Four teams emerged winners from the Ghanaian leg of the World Bank’s Negawatt Weekend, earning a place in a three-week bootcamp and the chance to compete against other winners from across the world.
The Negawatt Challenge hosts innovation competitions in cities worldwide, aimed at finding solutions to transform the use of energy in various cities. Kenya is hosting its own Negawatt Weekend on March 21-22, while another is scheduled to take place in Tanzania at the end of the month.
Four teams – Asor, Flip, Sun Shade and WI – were declared winners of the Ghanaian event. Asor offers a hardware and software solution allowing consumers to estimate and track the power needs of home appliances, while Flip introduces an energy-saving and time-controlled switch for street lighting and commercial lighting in buildings.
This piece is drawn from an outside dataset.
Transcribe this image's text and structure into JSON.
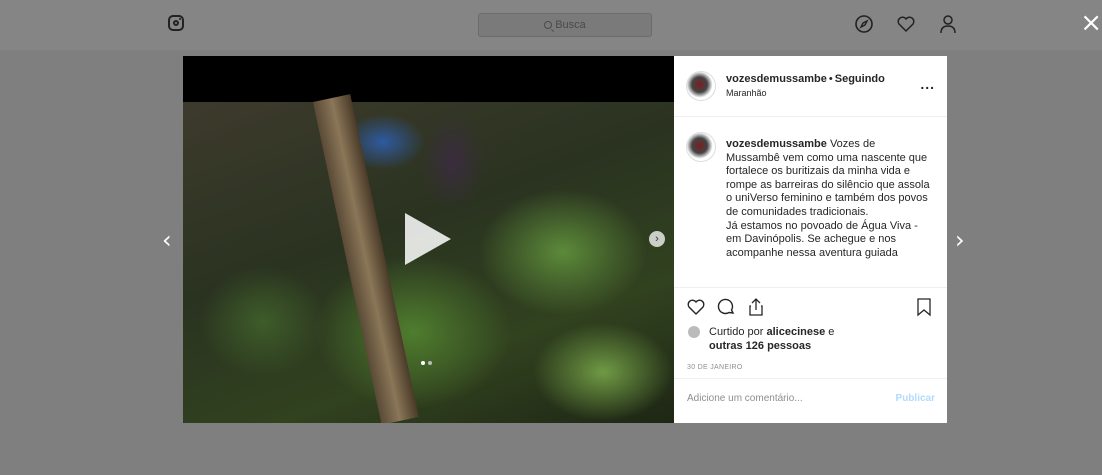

Sun Shade focuses on strengthening building insulation by offering an upgrade of conventional shading systems, and WI focuses on strengthening building insulation by offering a turbines cool housing unit by a process known as air exchange.
The event led to the creation of 14 potential solutions to Accra’s most pressing energy efficiency challenges in public, commercial, and residential buildings.
“It’s a very interesting and educational program in a sense that it brings a number of stakeholders: private sector, public sector, and academia – for us to share ideas and see that responsibility for bringing energy efficiency is not one person’s job,” said Lydia Sackey, budget director of Accra Metropolitan Assembly and a lead government counterpart for the Negawatt Challenge technical assistance activity in Ghana.
Overall, the event attracted over 70 makers, hackers, coders, aspiring entrepreneurs, and energy specialists who were tasked to tackle one of the six “challenges” on energy efficiency in the buildings sector.
“Negawatt Weekend has exposed enormous talent in the local startup ecosystem. Though only four teams have been selected for the bootcamp, we will be giving all teams a one-month membership to keep the momentum alive, and to continue the hard work they put forth this weekend,” said Alison Roadburg, programmes manager at the iSpace Foundation, host of the Negawatt Challenge in Ghana.